RogerRabbit1988 said:


> I consider racism to only be used as an argument ender and nothing else. Somebody says something the other person doesn't like, they say they were racist, conversation over.


That depends on the subject.


----------



## nad7155 (Jul 9, 2015)

Marvin said:


> look at the big picture, humanity is very consistently improving.



In some ways, yes.

But if you look at the bigger picture, nothing changes.

Most people in power will abuse it in some way.

From the small town cop getting free coffee, to the career politician getting kickbacks.


----------



## autisticdragonkin (Jul 9, 2015)

nad7155 said:


> In some ways, yes.
> 
> But if you look at the bigger picture, nothing changes.
> 
> ...


If you look at the big picture nothing can be said of humanity. We have been around for so little time that it is impossible to make any accurate judgement. Although many people might claim that 12000 years is a long time it is infinitesimal in geological time. Although we may in the year 2015 be mature as a species it is very unlikely that we are so and in order to claim so is to use an extremely small sample size which is too small to have any use. Maybe after 1000 years of no significant difference from 2015 we could say that humanity has reached a stable social orientation but even that would be a little to impulsive. We can never know whether we are at the end of history and to attempt to claim that we are or even to claim any knowledge of the end of history is a narcissistic manifestation of the frailty of the human psyche. Accepting that one doesn't know and can never know is the important thing. We may never know whether we are improving or staying the same because both of those statements cannot be properly supported.

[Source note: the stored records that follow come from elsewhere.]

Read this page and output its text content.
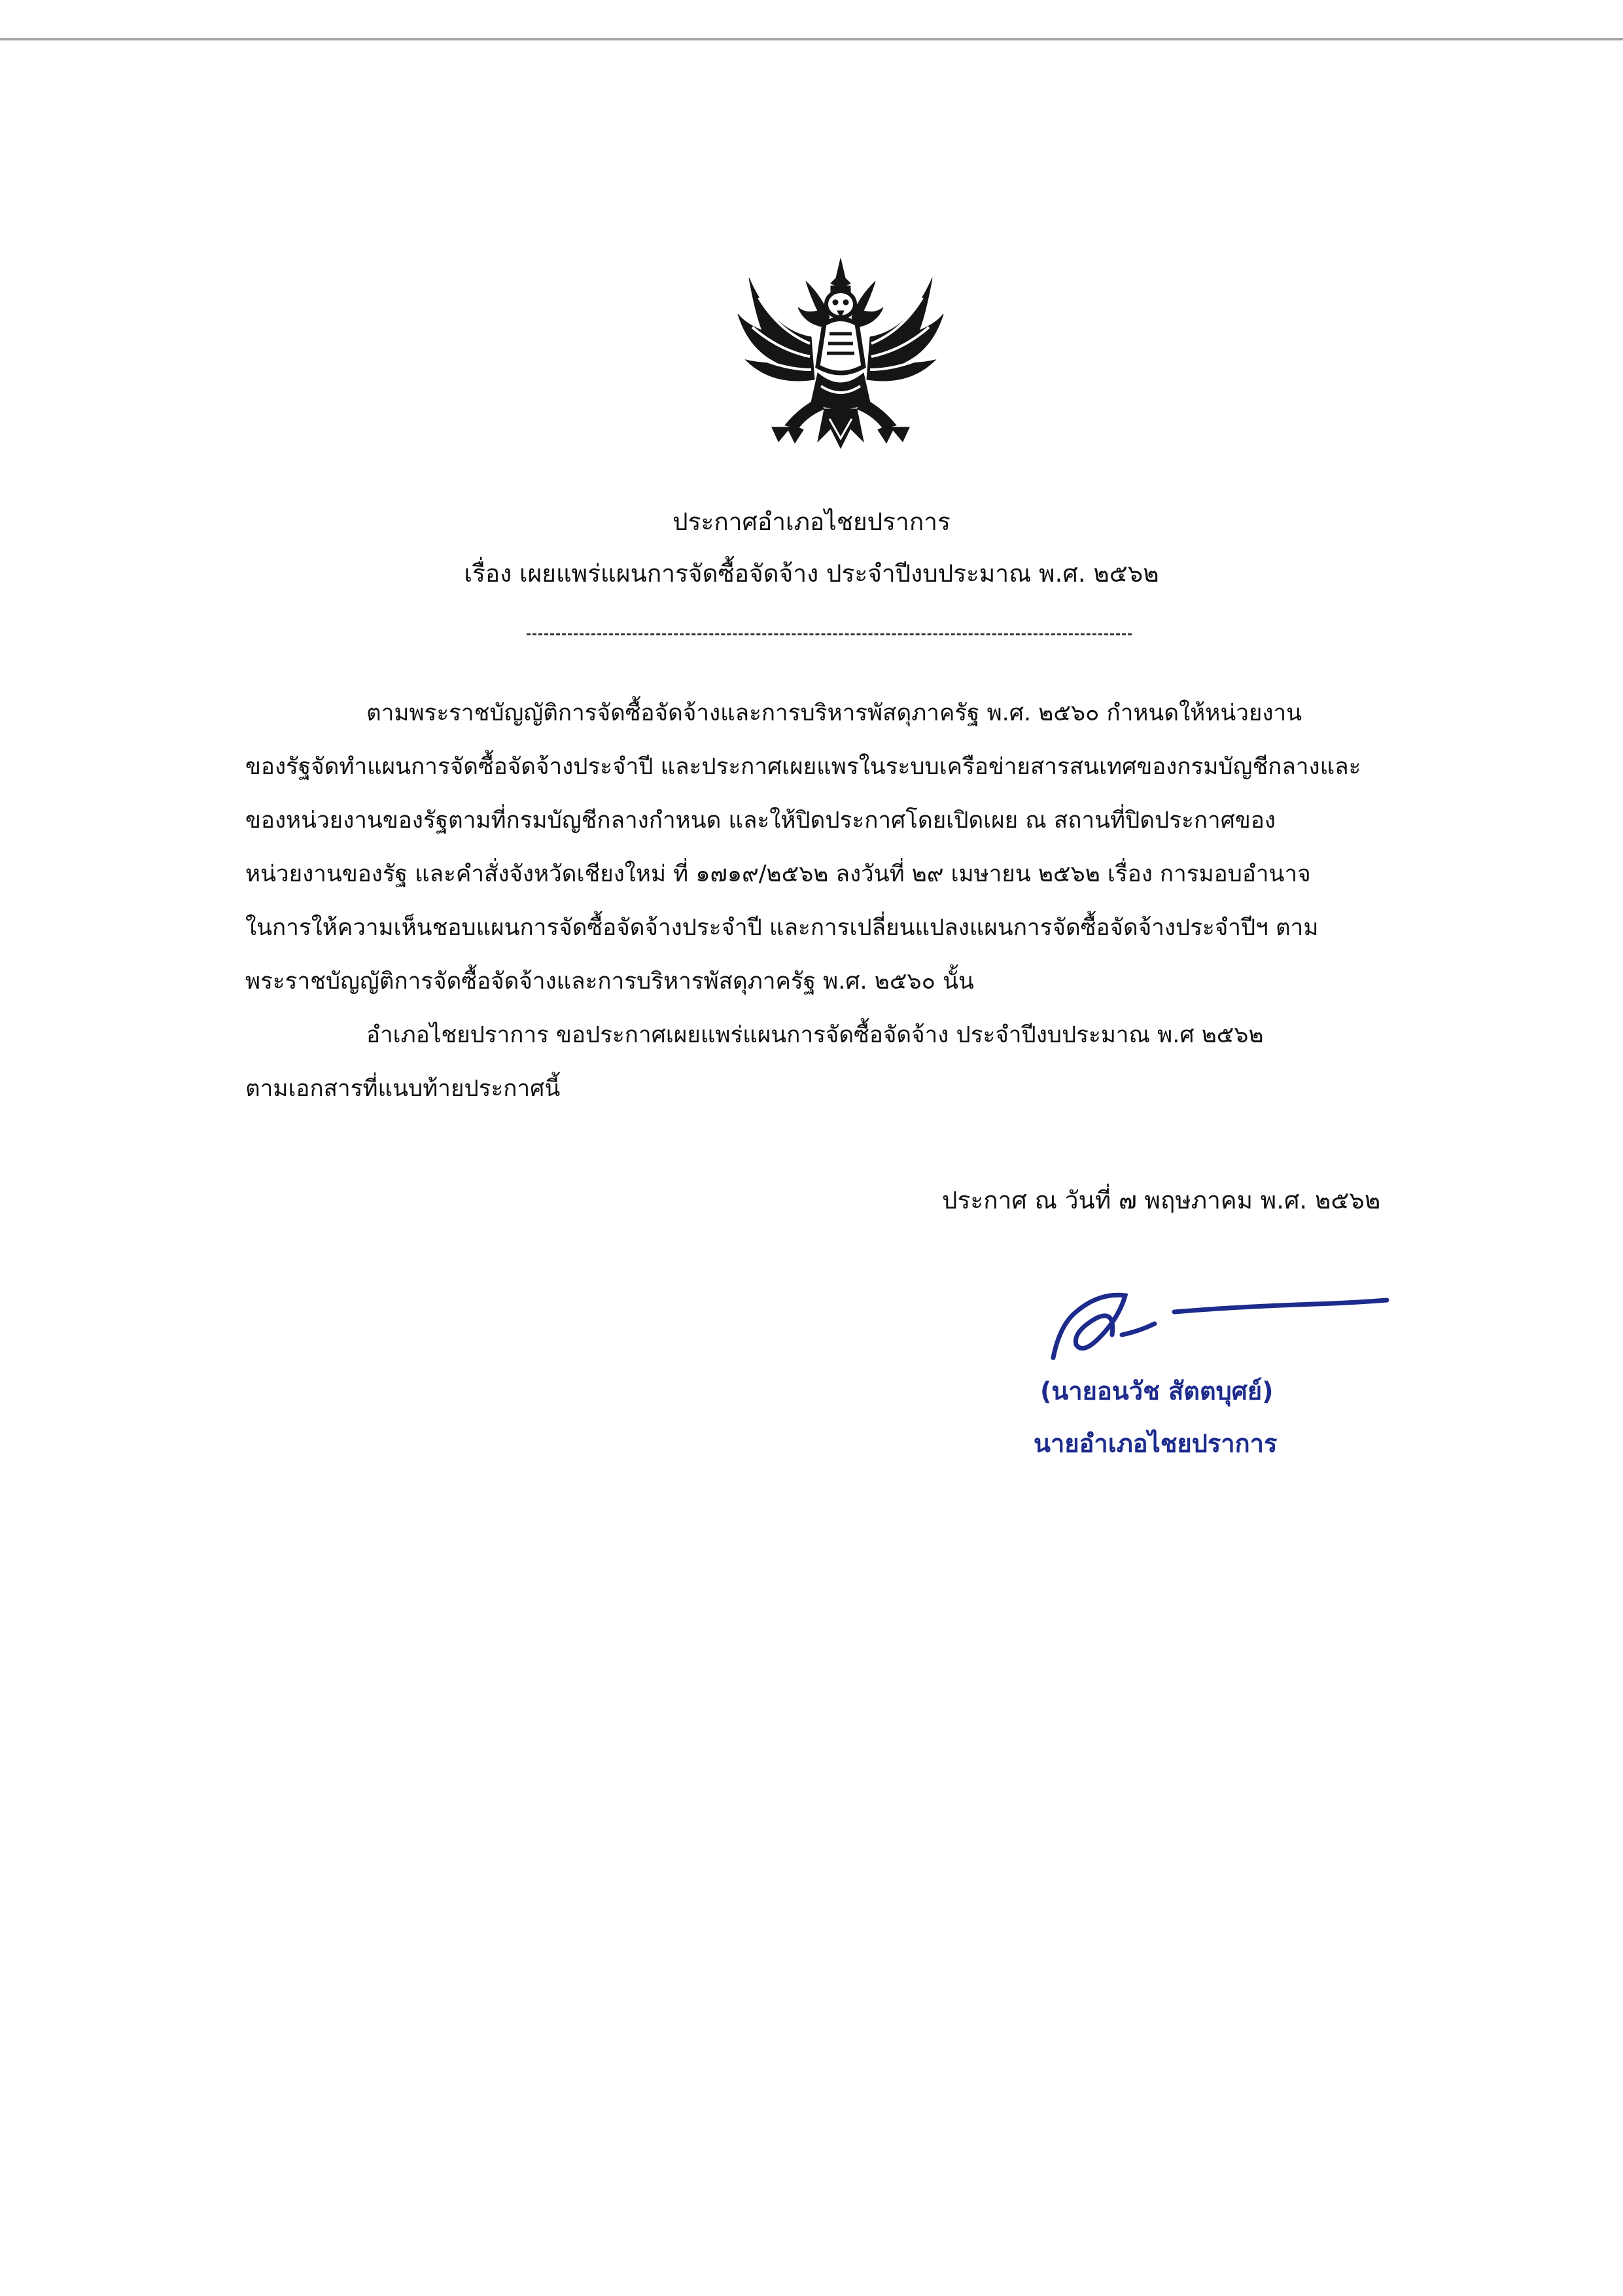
ประกาศอำเภอไชยปราการ
เรื่อง เผยแพร่แผนการจัดซื้อจัดจ้าง ประจำปีงบประมาณ พ.ศ. ๒๕๖๒
ตามพระราชบัญญัติการจัดซื้อจัดจ้างและการบริหารพัสดุภาครัฐ พ.ศ. ๒๕๖๐ กำหนดให้หน่วยงาน
ของรัฐจัดทำแผนการจัดซื้อจัดจ้างประจำปี และประกาศเผยแพรในระบบเครือข่ายสารสนเทศของกรมบัญชีกลางและ
ของหน่วยงานของรัฐตามที่กรมบัญชีกลางกำหนด และให้ปิดประกาศโดยเปิดเผย ณ สถานที่ปิดประกาศของ
หน่วยงานของรัฐ และคำสั่งจังหวัดเชียงใหม่ ที่ ๑๗๑๙/๒๕๖๒ ลงวันที่ ๒๙ เมษายน ๒๕๖๒ เรื่อง การมอบอำนาจ
ในการให้ความเห็นชอบแผนการจัดซื้อจัดจ้างประจำปี และการเปลี่ยนแปลงแผนการจัดซื้อจัดจ้างประจำปีฯ ตาม
พระราชบัญญัติการจัดซื้อจัดจ้างและการบริหารพัสดุภาครัฐ พ.ศ. ๒๕๖๐ นั้น
อำเภอไชยปราการ ขอประกาศเผยแพร่แผนการจัดซื้อจัดจ้าง ประจำปีงบประมาณ พ.ศ ๒๕๖๒
ตามเอกสารที่แนบท้ายประกาศนี้
ประกาศ ณ วันที่ ๗ พฤษภาคม พ.ศ. ๒๕๖๒
(นายอนวัช สัตตบุศย์)
นายอำเภอไชยปราการ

Spoiler: long nietzsche quote



Man is a rope stretched between the animal and the Superman--a rope over an
abyss.

A dangerous crossing, a dangerous wayfaring, a dangerous looking-back, a
dangerous trembling and halting.

What is great in man is that he is a bridge and not a goal: what is
lovable in man is that he is an OVER-GOING and a DOWN-GOING.

I love those that know not how to live except as down-goers, for they are
the over-goers.

I love the great despisers, because they are the great adorers, and arrows
of longing for the other shore.

I love those who do not first seek a reason beyond the stars for going down
and being sacrifices, but sacrifice themselves to the earth, that the earth
of the Superman may hereafter arrive.

I love him who liveth in order to know, and seeketh to know in order that
the Superman may hereafter live. Thus seeketh he his own down-going.

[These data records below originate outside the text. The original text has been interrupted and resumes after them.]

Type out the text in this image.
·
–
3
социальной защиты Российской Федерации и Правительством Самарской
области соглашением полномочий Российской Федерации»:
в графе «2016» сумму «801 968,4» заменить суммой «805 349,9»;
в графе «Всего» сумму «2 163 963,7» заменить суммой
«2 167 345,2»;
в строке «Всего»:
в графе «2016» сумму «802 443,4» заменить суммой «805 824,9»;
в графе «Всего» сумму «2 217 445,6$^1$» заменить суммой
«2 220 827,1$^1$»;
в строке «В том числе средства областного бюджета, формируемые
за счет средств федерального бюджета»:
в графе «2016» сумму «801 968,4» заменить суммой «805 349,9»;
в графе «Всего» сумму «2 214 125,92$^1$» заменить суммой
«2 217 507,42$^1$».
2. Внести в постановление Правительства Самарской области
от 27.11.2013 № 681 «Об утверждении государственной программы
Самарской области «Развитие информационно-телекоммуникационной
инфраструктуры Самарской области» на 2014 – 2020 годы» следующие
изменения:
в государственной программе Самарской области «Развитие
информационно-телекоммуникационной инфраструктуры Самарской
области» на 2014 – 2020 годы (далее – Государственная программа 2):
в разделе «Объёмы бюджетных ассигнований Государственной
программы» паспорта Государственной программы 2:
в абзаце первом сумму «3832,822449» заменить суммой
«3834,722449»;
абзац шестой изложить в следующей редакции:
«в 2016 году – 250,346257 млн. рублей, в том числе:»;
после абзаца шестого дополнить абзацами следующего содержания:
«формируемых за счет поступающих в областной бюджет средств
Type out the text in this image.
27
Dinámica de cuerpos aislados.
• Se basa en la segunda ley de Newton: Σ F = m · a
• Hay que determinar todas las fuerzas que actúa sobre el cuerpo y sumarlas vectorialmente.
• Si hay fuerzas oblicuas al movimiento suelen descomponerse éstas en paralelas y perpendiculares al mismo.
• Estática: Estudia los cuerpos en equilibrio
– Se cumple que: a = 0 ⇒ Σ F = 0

I love him who laboureth and inventeth, that he may build the house for the
Superman, and prepare for him earth, animal, and plant: for thus seeketh
he his own down-going.

I love him who loveth his virtue: for virtue is the will to down-going,
and an arrow of longing.

I love him who reserveth no share of spirit for himself, but wanteth to be
wholly the spirit of his virtue: thus walketh he as spirit over the
bridge.

I love him who maketh his virtue his inclination and destiny: thus, for
the sake of his virtue, he is willing to live on, or live no more.

I love him who desireth not too many virtues. One virtue is more of a
virtue than two, because it is more of a knot for one's destiny to cling
to.

I love him whose soul is lavish, who wanteth no thanks and doth not give
back: for he always bestoweth, and desireth not to keep for himself.

I love him who is ashamed when the dice fall in his favour, and who then
asketh: "Am I a dishonest player?"--for he is willing to succumb.

I love him who scattereth golden words in advance of his deeds, and always
doeth more than he promiseth: for he seeketh his own down-going.

I love him who justifieth the future ones, and redeemeth the past ones:
for he is willing to succumb through the present ones.

I love him who chasteneth his God, because he loveth his God: for he must
succumb through the wrath of his God.

I love him whose soul is deep even in the wounding, and may succumb through
a small matter: thus goeth he willingly over the bridge.

I love him whose soul is so overfull that he forgetteth himself, and all
things are in him: thus all things become his down-going.

I love him who is of a free spirit and a free heart: thus is his head only
the bowels of his heart; his heart, however, causeth his down-going.

I love all who are like heavy drops falling one by one out of the dark
cloud that lowereth over man: they herald the coming of the lightning, and
succumb as heralds.

Lo, I am a herald of the lightning, and a heavy drop out of the cloud: the
lightning, however, is the SUPERMAN.--


----------



## OtterParty (Jul 10, 2015)

α > β > ω


----------



## Holdek (Jul 10, 2015)

nad7155 said:


> From the small town cop getting free coffee,



That's almost the definition of "small picture."


----------



## Marvin (Jul 10, 2015)

autisticdragonkin said:


> Although many people might claim that 12000 years is a long time it is infinitesimal in geographical time.


No one gives a shit about rocks.


----------



## Ruin (Jul 10, 2015)

Nihilism is fucking stupid. It's the philosophical equivalent of shitting yourself and doing nothing.


----------



## autisticdragonkin (Jul 10, 2015)

Ruin said:


> Nihilism is fucking stupid. It's the philosophical equivalent of shitting yourself and doing nothing.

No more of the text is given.